Waterfowl hunters called on to stop spread of invasives
During the 2020 migratory bird season, the Wisconsin DNR would like to remind waterfowl hunters to help prevent the spread of aquatic invasive species (AIS) in hunting areas and adjacent waters.
For example, mud can hide seeds, the bulbils of starry stonewort, and the eggs or larvae of tiny invaders like spiny water fleas. The faucet snail, which carries intestinal flukes that can kill ducks if they consume them, is also of particular concern to hunters.
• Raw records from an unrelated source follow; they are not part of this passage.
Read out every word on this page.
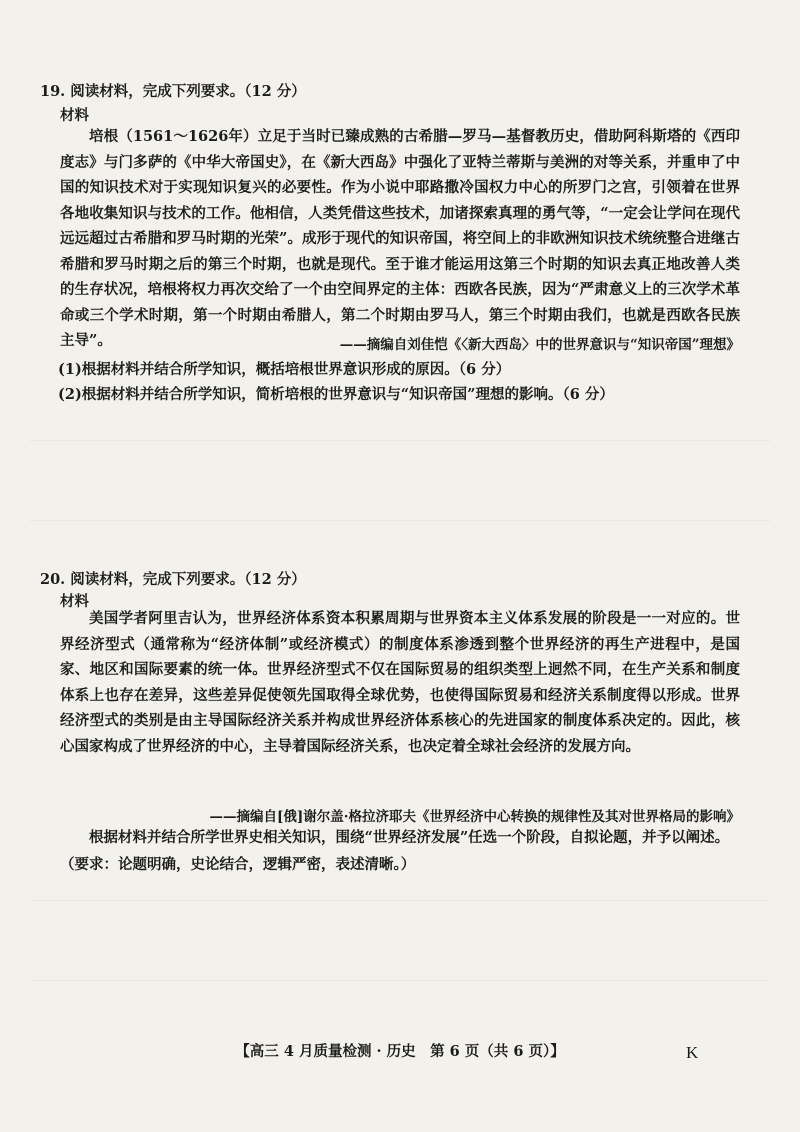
19. 阅读材料，完成下列要求。（12 分）
材料

培根（1561～1626年）立足于当时已臻成熟的古希腊—罗马—基督教历史，借助阿科斯塔的《西印度志》与门多萨的《中华大帝国史》，在《新大西岛》中强化了亚特兰蒂斯与美洲的对等关系，并重申了中国的知识技术对于实现知识复兴的必要性。作为小说中耶路撒冷国权力中心的所罗门之宫，引领着在世界各地收集知识与技术的工作。他相信，人类凭借这些技术，加诸探索真理的勇气等，“一定会让学问在现代远远超过古希腊和罗马时期的光荣”。成形于现代的知识帝国，将空间上的非欧洲知识技术统统整合进继古希腊和罗马时期之后的第三个时期，也就是现代。至于谁才能运用这第三个时期的知识去真正地改善人类的生存状况，培根将权力再次交给了一个由空间界定的主体：西欧各民族，因为“严肃意义上的三次学术革命或三个学术时期，第一个时期由希腊人，第二个时期由罗马人，第三个时期由我们，也就是西欧各民族主导”。	——摘编自刘佳恺《〈新大西岛〉中的世界意识与“知识帝国”理想》

(1)根据材料并结合所学知识，概括培根世界意识形成的原因。（6 分）

(2)根据材料并结合所学知识，简析培根的世界意识与“知识帝国”理想的影响。（6 分）

20. 阅读材料，完成下列要求。（12 分）
材料

美国学者阿里吉认为，世界经济体系资本积累周期与世界资本主义体系发展的阶段是一一对应的。世界经济型式（通常称为“经济体制”或经济模式）的制度体系渗透到整个世界经济的再生产进程中，是国家、地区和国际要素的统一体。世界经济型式不仅在国际贸易的组织类型上迥然不同，在生产关系和制度体系上也存在差异，这些差异促使领先国取得全球优势，也使得国际贸易和经济关系制度得以形成。世界经济型式的类别是由主导国际经济关系并构成世界经济体系核心的先进国家的制度体系决定的。因此，核心国家构成了世界经济的中心，主导着国际经济关系，也决定着全球社会经济的发展方向。

——摘编自[俄]谢尔盖·格拉济耶夫《世界经济中心转换的规律性及其对世界格局的影响》

根据材料并结合所学世界史相关知识，围绕“世界经济发展”任选一个阶段，自拟论题，并予以阐述。（要求：论题明确，史论结合，逻辑严密，表述清晰。）

【高三 4 月质量检测 · 历史　第 6 页（共 6 页）】	K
Luckily, just a few minutes of preventative action can protect the hunting tradition for generations to come. Before launching into and leaving a water body, hunters should practice the following:
• Inspect waders, boats, trailers, motors and hunting equipment, including boots, blinds and dogs.
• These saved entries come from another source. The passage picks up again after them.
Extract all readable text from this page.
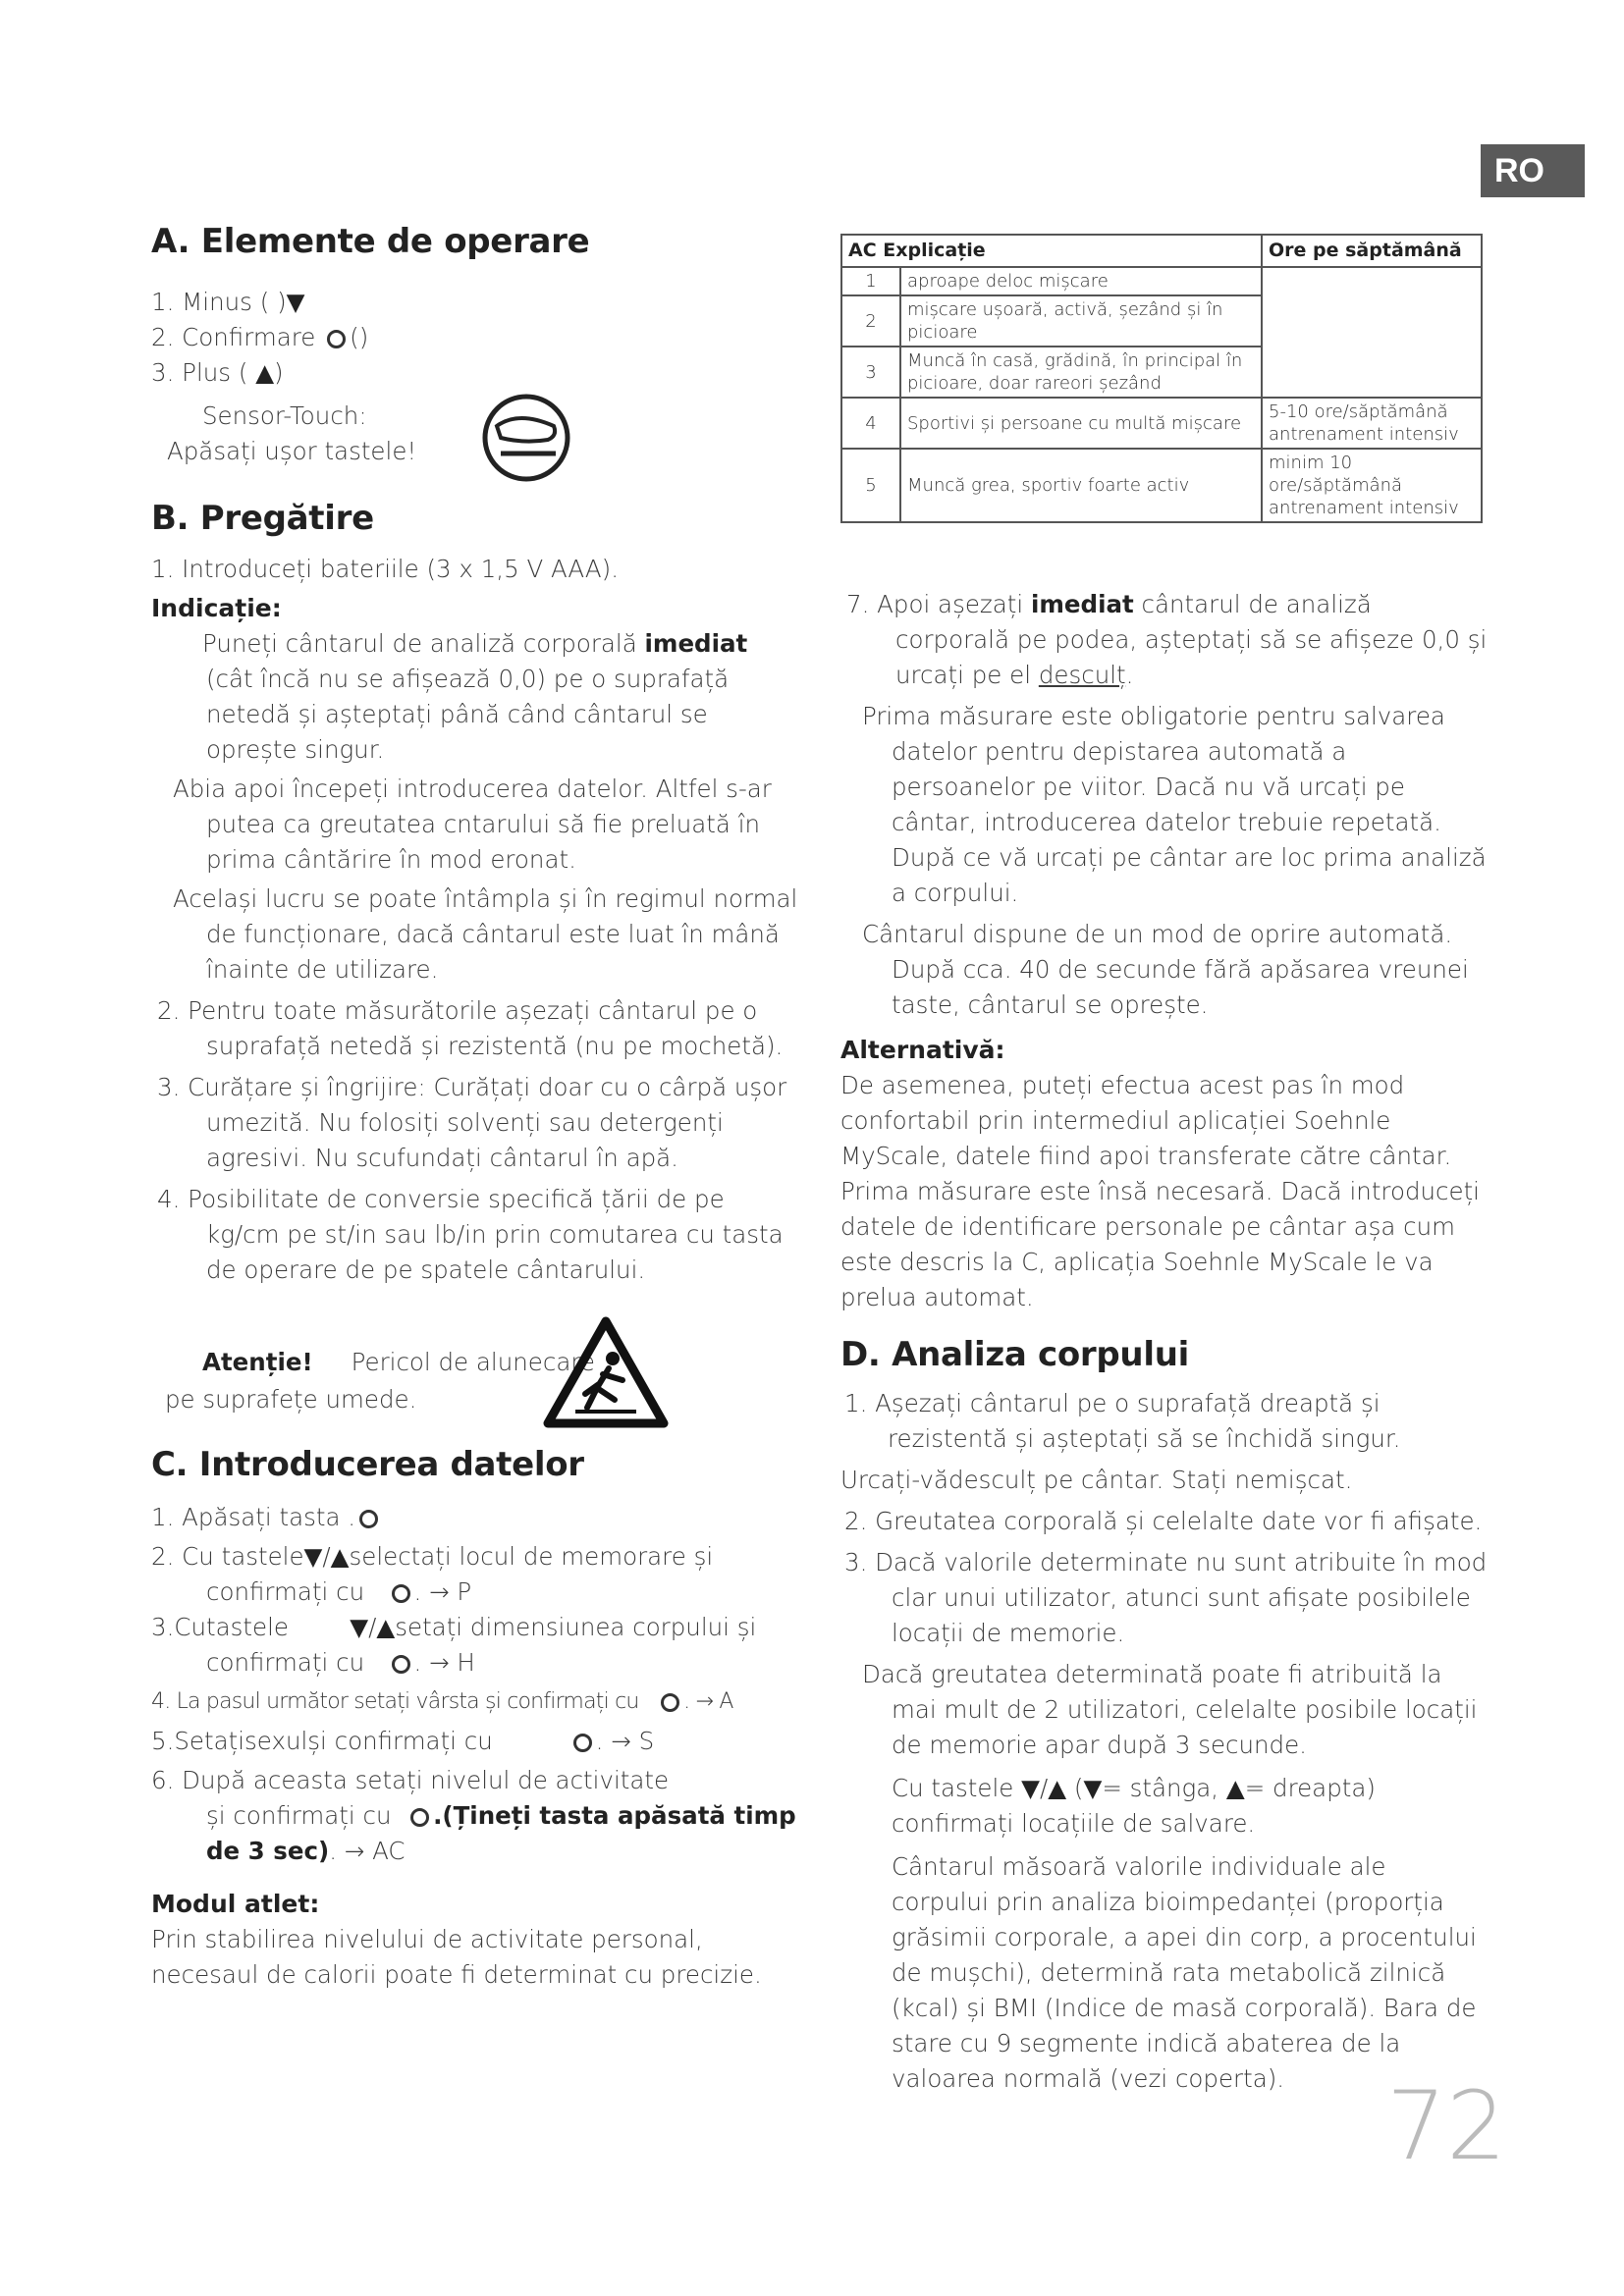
RO
A. Elemente de operare

1. Minus ( )▼

2. Confirmare ()

3. Plus ( ▲)

Sensor-Touch:

Apăsați ușor tastele!

B. Pregătire

1. Introduceți bateriile (3 x 1,5 V AAA).

Indicație:

Puneți cântarul de analiză corporală imediat (cât încă nu se afișează 0,0) pe o suprafață netedă și așteptați până când cântarul se oprește singur.

Abia apoi începeți introducerea datelor. Altfel s-ar putea ca greutatea cntarului să fie preluată în prima cântărire în mod eronat.

Același lucru se poate întâmpla și în regimul normal de funcționare, dacă cântarul este luat în mână înainte de utilizare.

2. Pentru toate măsurătorile așezați cântarul pe o suprafață netedă și rezistentă (nu pe mochetă).

3. Curățare și îngrijire: Curățați doar cu o cârpă ușor umezită. Nu folosiți solvenți sau detergenți agresivi. Nu scufundați cântarul în apă.

4. Posibilitate de conversie specifică țării de pe kg/cm pe st/in sau lb/in prin comutarea cu tasta de operare de pe spatele cântarului.

Atenție! Pericol de alunecare

pe suprafețe umede.

C. Introducerea datelor

1. Apăsați tasta .

2. Cu tastele▼/▲selectați locul de memorare și

confirmați cu . → P

3.Cutastele	▼/▲setați dimensiunea corpului și

confirmați cu . → H

4. La pasul următor setați vârsta și confirmați cu . → A

5.Setațisexulși confirmați cu	. → S

6. După aceasta setați nivelul de activitate

și confirmați cu .(Țineți tasta apăsată timp de 3 sec). → AC

Modul atlet:

Prin stabilirea nivelului de activitate personal, necesaul de calorii poate fi determinat cu precizie.

AC Explicație		Ore pe săptămână
1	aproape deloc mișcare	
2	mișcare ușoară, activă, șezând și în picioare	
3	Muncă în casă, grădină, în principal în picioare, doar rareori șezând	
4	Sportivi și persoane cu multă mișcare	5-10 ore/săptămână antrenament intensiv
5	Muncă grea, sportiv foarte activ	minim 10 ore/săptămână antrenament intensiv

7. Apoi așezați imediat cântarul de analiză corporală pe podea, așteptați să se afișeze 0,0 și urcați pe el desculț.

Prima măsurare este obligatorie pentru salvarea datelor pentru depistarea automată a persoanelor pe viitor. Dacă nu vă urcați pe cântar, introducerea datelor trebuie repetată. După ce vă urcați pe cântar are loc prima analiză a corpului.

Cântarul dispune de un mod de oprire automată. După cca. 40 de secunde fără apăsarea vreunei taste, cântarul se oprește.

Alternativă:

De asemenea, puteți efectua acest pas în mod confortabil prin intermediul aplicației Soehnle MyScale, datele fiind apoi transferate către cântar. Prima măsurare este însă necesară. Dacă introduceți datele de identificare personale pe cântar așa cum este descris la C, aplicația Soehnle MyScale le va prelua automat.

D. Analiza corpului

1. Așezați cântarul pe o suprafață dreaptă și rezistentă și așteptați să se închidă singur.

Urcați-vădesculț pe cântar. Stați nemișcat.

2. Greutatea corporală și celelalte date vor fi afișate.

3. Dacă valorile determinate nu sunt atribuite în mod clar unui utilizator, atunci sunt afișate posibilele locații de memorie.

Dacă greutatea determinată poate fi atribuită la mai mult de 2 utilizatori, celelalte posibile locații de memorie apar după 3 secunde.

Cu tastele ▼/▲ (▼= stânga, ▲= dreapta) confirmați locațiile de salvare.

Cântarul măsoară valorile individuale ale corpului prin analiza bioimpedanței (proporția grăsimii corporale, a apei din corp, a procentului de mușchi), determină rata metabolică zilnică (kcal) și BMI (Indice de masă corporală). Bara de stare cu 9 segmente indică abaterea de la valoarea normală (vezi coperta).	72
• Remove all plants, animals and mud to the best of their ability.
• Drain all water from decoys, boats, motors, livewells and other hunting equipment.
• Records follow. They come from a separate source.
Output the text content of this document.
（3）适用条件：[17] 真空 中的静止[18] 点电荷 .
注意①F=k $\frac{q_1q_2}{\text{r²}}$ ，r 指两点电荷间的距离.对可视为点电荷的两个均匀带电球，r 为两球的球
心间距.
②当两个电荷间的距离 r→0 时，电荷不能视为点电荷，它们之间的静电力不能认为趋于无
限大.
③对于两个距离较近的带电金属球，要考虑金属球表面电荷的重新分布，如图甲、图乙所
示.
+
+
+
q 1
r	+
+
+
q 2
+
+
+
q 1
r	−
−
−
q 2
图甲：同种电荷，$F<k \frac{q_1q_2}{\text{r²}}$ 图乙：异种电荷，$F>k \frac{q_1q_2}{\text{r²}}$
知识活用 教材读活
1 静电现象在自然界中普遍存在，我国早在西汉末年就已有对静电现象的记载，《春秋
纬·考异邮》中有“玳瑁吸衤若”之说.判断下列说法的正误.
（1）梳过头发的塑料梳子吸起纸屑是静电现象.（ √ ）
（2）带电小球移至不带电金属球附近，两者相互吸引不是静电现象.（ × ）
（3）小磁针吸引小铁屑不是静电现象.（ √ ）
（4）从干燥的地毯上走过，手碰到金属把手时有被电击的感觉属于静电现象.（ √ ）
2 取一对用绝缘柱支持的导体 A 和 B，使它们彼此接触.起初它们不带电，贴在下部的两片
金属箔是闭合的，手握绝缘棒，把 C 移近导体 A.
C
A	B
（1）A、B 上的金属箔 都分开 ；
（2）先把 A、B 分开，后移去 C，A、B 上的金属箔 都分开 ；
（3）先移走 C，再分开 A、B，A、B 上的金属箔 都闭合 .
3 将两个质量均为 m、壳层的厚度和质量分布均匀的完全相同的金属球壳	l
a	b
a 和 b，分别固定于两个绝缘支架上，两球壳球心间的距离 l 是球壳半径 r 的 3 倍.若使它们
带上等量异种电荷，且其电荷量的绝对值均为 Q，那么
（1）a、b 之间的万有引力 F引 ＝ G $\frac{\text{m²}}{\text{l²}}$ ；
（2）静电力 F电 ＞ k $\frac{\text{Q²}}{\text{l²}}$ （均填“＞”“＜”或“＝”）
•Never move plants or live fish away from a water body.
Additionally, waterfowl hunters should remove all seed heads and roots when using vegetation for duck blinds. It is important to note that it is illegal to use phragmites in counties where the plant is listed as prohibited by NR40. In general, these counties include the western half of Wisconsin.
To aid in AIS education, outreach modeled after the successful Clean Boats, Clean Waters (CBCW) program, is targeting lake, river and wetland hunting access points for the fifth consecutive year. Although more limited this year, boat inspectors and educators are conducting a hunting version of the CBCW survey, and talking to hunters about specific aspects of duck hunting that risk moving aquatic invasive species.
Members of Wisconsin’s AIS Partnership, including DNR staff, may also be available to provide presentations and other outreach for hunt clubs, and other organizations, virtually. They can also answer specific questions about AIS in the preferred hunting region.